Can we save this relationship? Please read.

It has been 2 years and 8 months, and it’s never been easy. We were 16/17 when we met and now we just turned 19/20. At first things were hard because we had a lot of maturing to do, he was very confused with where his life was heading as he was senior in high school. He hurt me a lot by doing sneaky things on social media and we ended up breaking up because of it and getting back together and he learned from his mistakes. I guess he knew it was wrong to make me feel little, or to continue to betray me. I can’t say I’ve always been perfect but I’ve always stood by him, we used to have nothing, we were so young and had only our parents allowance, he never understood the meaning of work but I feel like a played a role in his life where I pushed him to be better, a better student, a better man.
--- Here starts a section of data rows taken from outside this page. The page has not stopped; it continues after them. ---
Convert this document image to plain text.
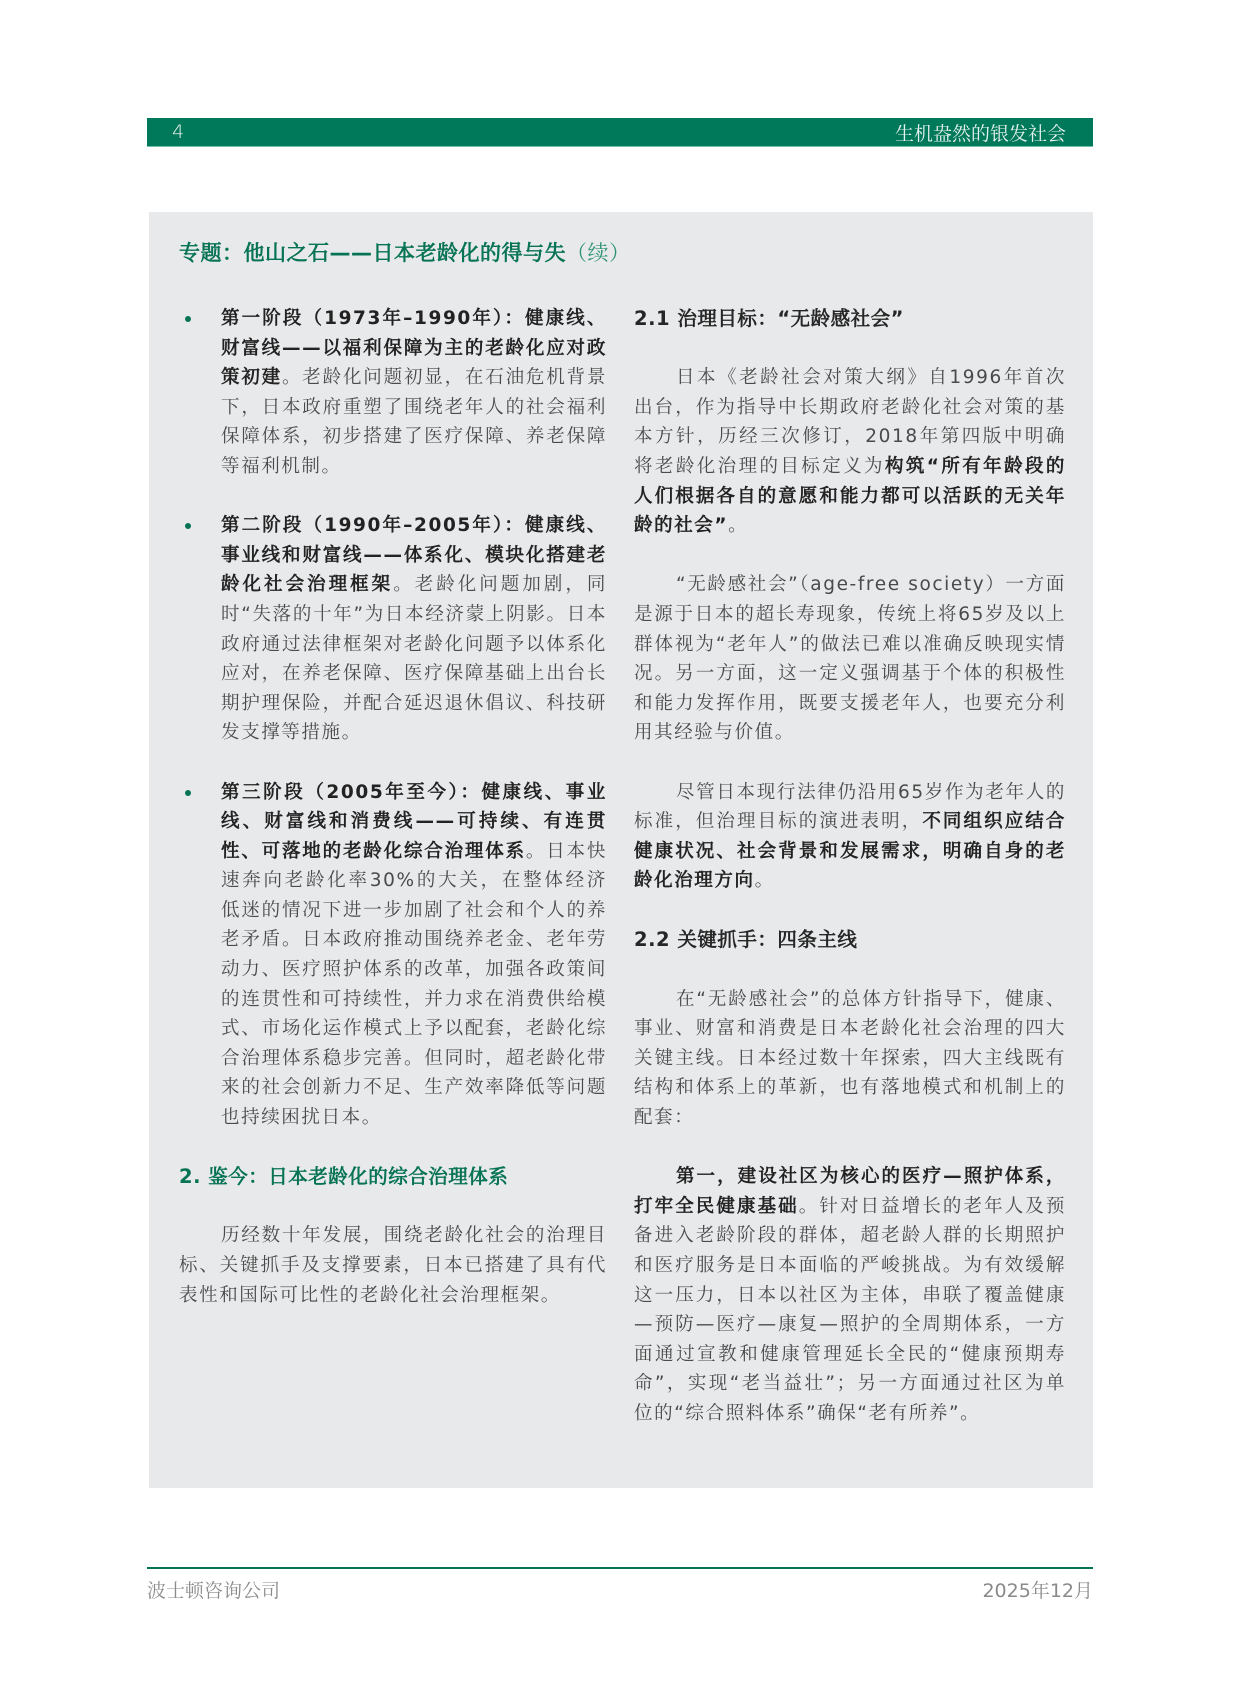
4	生机盎然的银发社会
专题：他山之石——日本老龄化的得与失（续）
第一阶段（1973年–1990年）：健康线、财富线——以福利保障为主的老龄化应对政策初建。老龄化问题初显，在石油危机背景下，日本政府重塑了围绕老年人的社会福利保障体系，初步搭建了医疗保障、养老保障等福利机制。
第二阶段（1990年–2005年）：健康线、事业线和财富线——体系化、模块化搭建老龄化社会治理框架。老龄化问题加剧，同时“失落的十年”为日本经济蒙上阴影。日本政府通过法律框架对老龄化问题予以体系化应对，在养老保障、医疗保障基础上出台长期护理保险，并配合延迟退休倡议、科技研发支撑等措施。
第三阶段（2005年至今）：健康线、事业线、财富线和消费线——可持续、有连贯性、可落地的老龄化综合治理体系。日本快速奔向老龄化率30%的大关，在整体经济低迷的情况下进一步加剧了社会和个人的养老矛盾。日本政府推动围绕养老金、老年劳动力、医疗照护体系的改革，加强各政策间的连贯性和可持续性，并力求在消费供给模式、市场化运作模式上予以配套，老龄化综合治理体系稳步完善。但同时，超老龄化带来的社会创新力不足、生产效率降低等问题也持续困扰日本。
2. 鉴今：日本老龄化的综合治理体系

历经数十年发展，围绕老龄化社会的治理目标、关键抓手及支撑要素，日本已搭建了具有代表性和国际可比性的老龄化社会治理框架。

2.1 治理目标：“无龄感社会”

日本《老龄社会对策大纲》自1996年首次出台，作为指导中长期政府老龄化社会对策的基本方针，历经三次修订，2018年第四版中明确将老龄化治理的目标定义为构筑“所有年龄段的人们根据各自的意愿和能力都可以活跃的无关年龄的社会”。

“无龄感社会”（age-free society）一方面是源于日本的超长寿现象，传统上将65岁及以上群体视为“老年人”的做法已难以准确反映现实情况。另一方面，这一定义强调基于个体的积极性和能力发挥作用，既要支援老年人，也要充分利用其经验与价值。

尽管日本现行法律仍沿用65岁作为老年人的标准，但治理目标的演进表明，不同组织应结合健康状况、社会背景和发展需求，明确自身的老龄化治理方向。

2.2 关键抓手：四条主线

在“无龄感社会”的总体方针指导下，健康、事业、财富和消费是日本老龄化社会治理的四大关键主线。日本经过数十年探索，四大主线既有结构和体系上的革新，也有落地模式和机制上的配套：

第一，建设社区为核心的医疗—照护体系，打牢全民健康基础。针对日益增长的老年人及预备进入老龄阶段的群体，超老龄人群的长期照护和医疗服务是日本面临的严峻挑战。为有效缓解这一压力，日本以社区为主体，串联了覆盖健康—预防—医疗—康复—照护的全周期体系，一方面通过宣教和健康管理延长全民的“健康预期寿命”，实现“老当益壮”；另一方面通过社区为单位的“综合照料体系”确保“老有所养”。

波士顿咨询公司	2025年12月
However now... well let’s start here, his family is so different and to the very least I do not like them. His mother is backwards and cares about the dumbest things like if he gets home after 10 if he’s with me, or if he doesn’t do anything for his brother, or if he doesn’t answer a text, but doesn’t care if he has a/c in his room, doesn’t care if his roof is falling in his room, she worries more about him being with me than her 5 y/o son with adhd that she has no control over. (There is so much more but I want to make this short) My family is nearly perfect, my parents are still together, my mom isn’t crazy like his, she’s always put our needs first. So where does that leave me and him? Completely opposite people. And we bump heads a lot. Our backgrounds are so different. We have been arguing for months about the little things, and it doesn’t stop. He is so immature, he does things that he knows bother me or hurt me and still does them. This is our biggest problem, and yes I’ve talked to him about it but somehow things haven’t gotten better, they got worse. Are we just not for each other? We have the same goals in life, we’ve grown up together, I love him with everything that I am, he is hard working and he doesn’t give up, he is also so sweet and never fails to do the little things like buy me dinner and open the door for me and buy me roses. But our differences are affecting us. I don’t like his family, I don’t like that he was raised the way he was raised.